Whenever you flip on your light switch, you expect electricity to flow and your lights to work. We always rely on that to happen, and when it doesn’t, it throws life into a tizzy until the power is restored.
Power sources are important. And, understanding what type of energy we depend on is the key to understanding the problems surrounding renewable electricity sources, such as wind and solar power.
Keeping electricity on the “grid” and flowing to your home or business is the job of “dispatchable” power sources.
Dispatchable refers to the electrical generation that is constantly there and available to use on demand. That power can be sent or “dispatched” to where it is needed. It is also must be a source that can be controlled and reliable. For that reason, it’s impossible to do without it. We don’t want to run the risk of losing electricity or damaging devices we have plugged in, due to power surges and inconsistencies in the level of electricity.
Nuclear, gas, coal, and hydro generation plants are dispatchable power sources. They supply the electrical power we need every single day. These generally are the larger power plants that provide what is called the base load…or primary level of electricity necessary to supply everyone with the power they need…when they need it.
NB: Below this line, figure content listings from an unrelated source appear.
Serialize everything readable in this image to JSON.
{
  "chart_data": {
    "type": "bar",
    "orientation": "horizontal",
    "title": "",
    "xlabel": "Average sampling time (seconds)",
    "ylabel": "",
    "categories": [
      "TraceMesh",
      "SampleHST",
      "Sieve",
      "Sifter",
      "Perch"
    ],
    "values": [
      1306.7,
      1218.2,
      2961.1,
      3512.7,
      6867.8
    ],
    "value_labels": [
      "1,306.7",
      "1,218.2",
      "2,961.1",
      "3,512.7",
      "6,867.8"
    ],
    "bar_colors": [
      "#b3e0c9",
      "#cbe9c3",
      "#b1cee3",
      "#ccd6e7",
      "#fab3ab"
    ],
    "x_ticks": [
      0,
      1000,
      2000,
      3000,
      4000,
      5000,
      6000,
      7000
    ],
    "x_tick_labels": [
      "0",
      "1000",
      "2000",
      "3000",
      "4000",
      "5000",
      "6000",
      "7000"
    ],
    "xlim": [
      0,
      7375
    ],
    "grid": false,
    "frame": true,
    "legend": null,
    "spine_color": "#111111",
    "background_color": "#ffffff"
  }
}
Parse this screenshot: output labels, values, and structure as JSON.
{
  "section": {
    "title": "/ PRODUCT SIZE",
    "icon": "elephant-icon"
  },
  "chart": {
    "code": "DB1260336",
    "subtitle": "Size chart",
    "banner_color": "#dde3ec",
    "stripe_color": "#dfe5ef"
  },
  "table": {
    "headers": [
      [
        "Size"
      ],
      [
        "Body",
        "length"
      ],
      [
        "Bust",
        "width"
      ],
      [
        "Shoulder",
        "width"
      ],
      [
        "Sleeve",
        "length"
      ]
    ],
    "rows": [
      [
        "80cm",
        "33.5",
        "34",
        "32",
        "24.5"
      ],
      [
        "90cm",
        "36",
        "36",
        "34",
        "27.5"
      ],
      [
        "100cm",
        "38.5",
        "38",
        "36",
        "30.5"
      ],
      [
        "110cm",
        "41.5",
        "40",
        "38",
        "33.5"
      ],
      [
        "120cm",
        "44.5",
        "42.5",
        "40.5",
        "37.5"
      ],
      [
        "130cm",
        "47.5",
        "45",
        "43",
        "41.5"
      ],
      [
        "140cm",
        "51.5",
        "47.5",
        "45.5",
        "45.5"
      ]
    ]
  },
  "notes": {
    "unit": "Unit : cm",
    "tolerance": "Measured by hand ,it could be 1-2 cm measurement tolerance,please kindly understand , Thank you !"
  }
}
But, the demand for electricity changes rapidly each day for a variety of reasons. There is less demand late at night when everyone is in bed, and much higher demand during the working hours as stores and businesses open up. The fluctuating demand for electricity requires constant adjustments.
Smaller scale dispatchable power sources are necessary when demand for electricity is high. These smaller generating stations are capable of coming on line in a matter of seconds to supply the additional power required when electricity use hits a peak. For example, we all need more energy on a very hot day when we use more air conditioning. Then, when the demand for the extra electricity backs off…these smaller plants can back off into a standby mode.
There is continual increase in demand for electricity as we all rely more and more on computers and electronics to run our lives. As a result, the need for reliable dispatchable powers sources will be crucial in the years ahead. It will also be increasingly important to find ways to maintain and expand the number of base load dispatchable plants to meet future demand. Understanding the difference between “dispatchable” and “non-dispatchable” power is a basic concept of electrical generation that everyone needs to understand when the debate over the use of renewable energy is confronted. I will explain “non-dispatchable” power, and the problems it presents in my next blog.